His workouts were limited to the streets or, occasionally, when he was able to get access to the tracks at Birzeit University or the local high school in Ramallah.
“When the tracks weren’t open, I would train on the streets,” he said. “Access to the school was either early in the morning – before classes started around 6am – or after the school day was finished at 4pm, and usually I would have work at this time or I would be tired.”
The asphalt track in Birzeit is only 84m in length and not suitable because it can cause injuries owing to the rough surface.
‘I am so close’
Despite all that, Khatib still persevered.
“I knew I had two options. I would either start blaming the world for not having a decent track or equipment and I would just give up. Or I would try to find my way around it and that’s what I did.”
In three years, Khatib has brought his 100m time down from 15 to 11 seconds, which is just off the 10.16 seconds required to qualify for the Games.
“I know a lot of athletes in Palestine face all these difficulties and at some point they give up. I almost gave up at one stage, but it’s really just about going forward regardless if I’m crawling, walking or running.
“I just keep going forward and here I am, I’m so close.”
In order to fulfil his potential and stand a realistic chance, he raised money online by crowdfunding to train with a coach in the US – taking a step closer to qualifying as such opportunities are not readily available in Palestine.
Through the various sums of foreign aid, which the Palestinian Authority is heavily reliant on, little goes towards sports.
The European Union in January approved a €2m ($2.2m) grant towards social infrastructure for communities in Area C – comprising 60 percent of West Bank land currently controlled by Israeli security forces – but the funds will build schools, roads and water networks.
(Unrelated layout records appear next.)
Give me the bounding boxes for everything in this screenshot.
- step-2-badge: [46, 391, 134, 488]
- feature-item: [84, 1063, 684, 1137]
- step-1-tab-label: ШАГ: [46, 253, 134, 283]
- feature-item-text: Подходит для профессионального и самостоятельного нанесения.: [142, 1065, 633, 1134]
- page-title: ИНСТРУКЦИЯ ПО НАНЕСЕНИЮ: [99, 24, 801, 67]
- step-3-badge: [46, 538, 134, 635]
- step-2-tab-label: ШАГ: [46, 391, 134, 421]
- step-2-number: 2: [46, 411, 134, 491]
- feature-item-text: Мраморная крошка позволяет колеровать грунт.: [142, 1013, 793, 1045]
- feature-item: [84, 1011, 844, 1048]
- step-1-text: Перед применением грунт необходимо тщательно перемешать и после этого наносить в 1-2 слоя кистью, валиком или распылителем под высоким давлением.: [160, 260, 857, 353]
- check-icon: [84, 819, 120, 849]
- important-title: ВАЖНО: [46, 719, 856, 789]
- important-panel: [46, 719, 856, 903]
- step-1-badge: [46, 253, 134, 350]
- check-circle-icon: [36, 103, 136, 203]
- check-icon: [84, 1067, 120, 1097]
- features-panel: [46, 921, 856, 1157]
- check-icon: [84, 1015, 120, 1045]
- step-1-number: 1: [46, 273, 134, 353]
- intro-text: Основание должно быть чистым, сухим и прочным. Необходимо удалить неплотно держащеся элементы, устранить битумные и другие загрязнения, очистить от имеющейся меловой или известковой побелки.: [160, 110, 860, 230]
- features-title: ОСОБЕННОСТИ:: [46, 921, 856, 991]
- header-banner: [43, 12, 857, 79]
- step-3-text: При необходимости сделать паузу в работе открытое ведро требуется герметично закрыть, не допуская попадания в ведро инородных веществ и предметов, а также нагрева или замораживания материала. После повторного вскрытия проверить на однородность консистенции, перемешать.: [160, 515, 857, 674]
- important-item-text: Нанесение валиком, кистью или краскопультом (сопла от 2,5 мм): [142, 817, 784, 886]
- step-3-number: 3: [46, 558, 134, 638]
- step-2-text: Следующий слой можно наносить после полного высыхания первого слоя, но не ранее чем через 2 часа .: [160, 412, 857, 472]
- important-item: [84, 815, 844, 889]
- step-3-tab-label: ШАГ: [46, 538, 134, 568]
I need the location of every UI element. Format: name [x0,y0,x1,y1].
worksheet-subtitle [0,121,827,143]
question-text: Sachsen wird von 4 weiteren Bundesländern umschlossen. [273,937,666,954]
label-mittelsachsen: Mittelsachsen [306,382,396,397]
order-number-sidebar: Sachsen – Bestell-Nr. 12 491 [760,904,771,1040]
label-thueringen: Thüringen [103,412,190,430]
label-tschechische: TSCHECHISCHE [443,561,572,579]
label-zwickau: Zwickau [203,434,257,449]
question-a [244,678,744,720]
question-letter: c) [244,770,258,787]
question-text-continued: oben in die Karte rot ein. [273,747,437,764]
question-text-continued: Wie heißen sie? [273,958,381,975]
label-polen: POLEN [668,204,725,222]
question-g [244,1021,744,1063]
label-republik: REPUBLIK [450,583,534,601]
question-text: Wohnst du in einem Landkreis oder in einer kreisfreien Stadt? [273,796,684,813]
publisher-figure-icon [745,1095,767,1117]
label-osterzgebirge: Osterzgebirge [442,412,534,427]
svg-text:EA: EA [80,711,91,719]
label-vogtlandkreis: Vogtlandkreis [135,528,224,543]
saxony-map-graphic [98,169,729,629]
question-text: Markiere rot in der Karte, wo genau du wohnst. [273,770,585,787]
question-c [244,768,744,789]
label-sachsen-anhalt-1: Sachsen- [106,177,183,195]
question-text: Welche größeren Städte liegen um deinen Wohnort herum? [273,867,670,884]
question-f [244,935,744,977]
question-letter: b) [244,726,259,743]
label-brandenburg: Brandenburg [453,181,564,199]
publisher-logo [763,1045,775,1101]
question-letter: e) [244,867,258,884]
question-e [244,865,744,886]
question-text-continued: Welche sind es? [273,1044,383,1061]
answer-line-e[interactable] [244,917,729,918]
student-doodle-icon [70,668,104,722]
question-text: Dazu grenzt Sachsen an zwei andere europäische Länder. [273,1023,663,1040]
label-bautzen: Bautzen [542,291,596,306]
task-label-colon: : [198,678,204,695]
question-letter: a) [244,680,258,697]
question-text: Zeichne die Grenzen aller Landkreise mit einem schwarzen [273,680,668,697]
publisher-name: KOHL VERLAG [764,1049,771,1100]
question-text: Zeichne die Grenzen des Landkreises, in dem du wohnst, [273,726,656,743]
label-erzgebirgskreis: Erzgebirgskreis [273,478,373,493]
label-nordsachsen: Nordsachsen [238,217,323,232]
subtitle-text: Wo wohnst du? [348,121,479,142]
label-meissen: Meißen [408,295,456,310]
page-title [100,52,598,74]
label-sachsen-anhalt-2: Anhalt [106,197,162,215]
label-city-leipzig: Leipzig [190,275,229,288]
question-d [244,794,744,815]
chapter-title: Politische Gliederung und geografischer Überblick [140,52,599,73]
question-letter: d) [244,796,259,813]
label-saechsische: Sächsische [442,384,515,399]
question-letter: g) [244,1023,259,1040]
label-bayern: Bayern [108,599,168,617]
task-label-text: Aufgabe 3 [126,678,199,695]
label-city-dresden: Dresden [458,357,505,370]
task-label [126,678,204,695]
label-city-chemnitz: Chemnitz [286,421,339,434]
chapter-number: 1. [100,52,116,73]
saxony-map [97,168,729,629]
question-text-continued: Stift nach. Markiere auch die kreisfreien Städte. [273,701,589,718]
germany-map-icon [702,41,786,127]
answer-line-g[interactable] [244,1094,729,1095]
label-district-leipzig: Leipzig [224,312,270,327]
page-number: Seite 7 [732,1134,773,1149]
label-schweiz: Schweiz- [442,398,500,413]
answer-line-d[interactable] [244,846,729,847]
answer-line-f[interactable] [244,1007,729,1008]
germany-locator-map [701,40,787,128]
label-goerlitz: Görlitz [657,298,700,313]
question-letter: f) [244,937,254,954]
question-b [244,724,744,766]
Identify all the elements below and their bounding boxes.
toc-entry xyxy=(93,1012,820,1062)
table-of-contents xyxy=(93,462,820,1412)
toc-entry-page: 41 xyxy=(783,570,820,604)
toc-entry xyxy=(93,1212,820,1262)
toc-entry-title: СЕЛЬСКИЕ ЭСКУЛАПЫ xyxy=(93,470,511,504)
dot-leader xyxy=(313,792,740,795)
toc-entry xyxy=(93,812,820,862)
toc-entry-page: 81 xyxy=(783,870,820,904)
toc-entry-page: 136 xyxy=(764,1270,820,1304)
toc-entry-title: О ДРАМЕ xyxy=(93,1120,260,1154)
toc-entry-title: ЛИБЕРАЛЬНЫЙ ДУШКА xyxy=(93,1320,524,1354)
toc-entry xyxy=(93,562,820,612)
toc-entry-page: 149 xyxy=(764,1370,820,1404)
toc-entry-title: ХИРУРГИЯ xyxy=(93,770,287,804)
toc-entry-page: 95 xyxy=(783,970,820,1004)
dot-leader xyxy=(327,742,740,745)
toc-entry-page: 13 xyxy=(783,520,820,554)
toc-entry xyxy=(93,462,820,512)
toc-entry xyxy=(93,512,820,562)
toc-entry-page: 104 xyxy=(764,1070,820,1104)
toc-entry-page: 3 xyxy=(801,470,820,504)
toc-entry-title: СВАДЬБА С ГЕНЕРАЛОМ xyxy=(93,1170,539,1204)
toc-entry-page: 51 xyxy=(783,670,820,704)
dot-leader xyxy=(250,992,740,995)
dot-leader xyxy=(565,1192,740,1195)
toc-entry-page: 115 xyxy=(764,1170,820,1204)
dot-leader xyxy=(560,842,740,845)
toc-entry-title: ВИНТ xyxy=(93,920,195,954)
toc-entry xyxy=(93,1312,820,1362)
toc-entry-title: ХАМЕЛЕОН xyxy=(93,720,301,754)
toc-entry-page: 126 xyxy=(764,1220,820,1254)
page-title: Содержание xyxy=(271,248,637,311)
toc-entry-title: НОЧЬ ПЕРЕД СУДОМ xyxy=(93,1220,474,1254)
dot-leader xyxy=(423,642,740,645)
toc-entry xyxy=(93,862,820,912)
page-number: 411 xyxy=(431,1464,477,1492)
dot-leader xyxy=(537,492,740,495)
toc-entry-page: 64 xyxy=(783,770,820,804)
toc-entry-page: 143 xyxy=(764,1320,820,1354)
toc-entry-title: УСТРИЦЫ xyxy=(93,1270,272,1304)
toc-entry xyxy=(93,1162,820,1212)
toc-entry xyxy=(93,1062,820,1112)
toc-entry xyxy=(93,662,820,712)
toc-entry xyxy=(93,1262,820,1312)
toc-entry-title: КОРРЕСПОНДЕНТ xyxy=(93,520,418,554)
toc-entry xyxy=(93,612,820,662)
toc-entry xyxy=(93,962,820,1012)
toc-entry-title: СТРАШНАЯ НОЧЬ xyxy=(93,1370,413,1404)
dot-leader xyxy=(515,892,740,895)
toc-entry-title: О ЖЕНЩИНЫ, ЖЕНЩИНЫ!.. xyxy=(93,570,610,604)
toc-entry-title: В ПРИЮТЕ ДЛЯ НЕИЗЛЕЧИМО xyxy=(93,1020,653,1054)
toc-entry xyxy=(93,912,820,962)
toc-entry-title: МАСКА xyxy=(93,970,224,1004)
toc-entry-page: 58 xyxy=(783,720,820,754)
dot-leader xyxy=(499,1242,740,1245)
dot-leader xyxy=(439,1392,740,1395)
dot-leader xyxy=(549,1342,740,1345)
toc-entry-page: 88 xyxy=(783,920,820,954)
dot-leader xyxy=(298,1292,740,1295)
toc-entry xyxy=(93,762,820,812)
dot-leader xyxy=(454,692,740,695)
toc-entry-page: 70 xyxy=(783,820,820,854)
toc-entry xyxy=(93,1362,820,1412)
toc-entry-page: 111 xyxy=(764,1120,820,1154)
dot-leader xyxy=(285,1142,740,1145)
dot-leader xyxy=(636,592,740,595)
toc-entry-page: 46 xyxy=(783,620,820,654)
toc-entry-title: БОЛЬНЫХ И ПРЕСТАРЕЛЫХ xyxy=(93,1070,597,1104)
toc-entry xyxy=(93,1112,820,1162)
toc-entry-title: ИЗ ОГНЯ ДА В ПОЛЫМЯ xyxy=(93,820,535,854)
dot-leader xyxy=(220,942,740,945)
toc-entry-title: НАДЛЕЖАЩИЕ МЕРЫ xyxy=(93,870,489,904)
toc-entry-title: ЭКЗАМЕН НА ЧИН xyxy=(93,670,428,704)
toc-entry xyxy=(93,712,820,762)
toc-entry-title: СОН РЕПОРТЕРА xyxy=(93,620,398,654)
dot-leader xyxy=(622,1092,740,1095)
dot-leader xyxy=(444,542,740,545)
The Palestine Olympic Committee has been the official body representing these athletes since 1996. It lacks the manpower to establish proper training facilities for athletes but is working with the Olympic representatives to improve facilities across the region.
Players are detained or hindered when they move from one place to another and that won’t stop as long we live in these circumstances
“There is plenty of help from the International Olympic Committee for funding and training but funding alone doesn’t help,” Susan Shalabi Molano, spokeswoman for the Palestine Olympic Committee, said.
“Imagine if you receive the funds to construct a stadium and then you don’t get a permit from the Israelis to build it. What is the use then? We are trying, though. A little bit is better than nothing. The suffering continues but we are trying.”
Molano said building permission from Israeli authorities is rare and little progress has been made to improve the situation.
“When we want to get players from Gaza, for example, they go through Egypt and meet in some third country where they can train because access to the West Bank isn’t easy. It’s difficult and time-consuming but this is the only solution we have in the end.
“Players are detained or hindered when they move from one place to another and that won’t stop as long we live in these circumstances.”
Other athletes have felt the effect of Israeli occupation on their training. Palestinian swimmer Sabine Hazboun competed in the women’s 50m freestyle at London 2012, finishing with a personal best of 28.28 seconds.
The 21-year-old “met the real world there”, which was a huge contrast from the rundown swimming pools in her hometown of Bethlehem.
Hazboun moved to Barcelona, where she could train at a professional level as there was no sizeable pool available in the West Bank for her to practise in.
“I started swimming aged nine in an 18m pool. It started as a hobby but then I wanted to be more serious and eventually go to the Olympics.
“When I wanted to practise, I saw more obstacles because it’s so difficult, we don’t have the facilities like other countries. We need more gym facilities, we need swimming equipment and experienced coaches,” she said.
For now, back in Ramallah where Khatib prepares for his US trip, qualifying will be a victory against occupation and he isn’t going to put his running shoes down without a fight.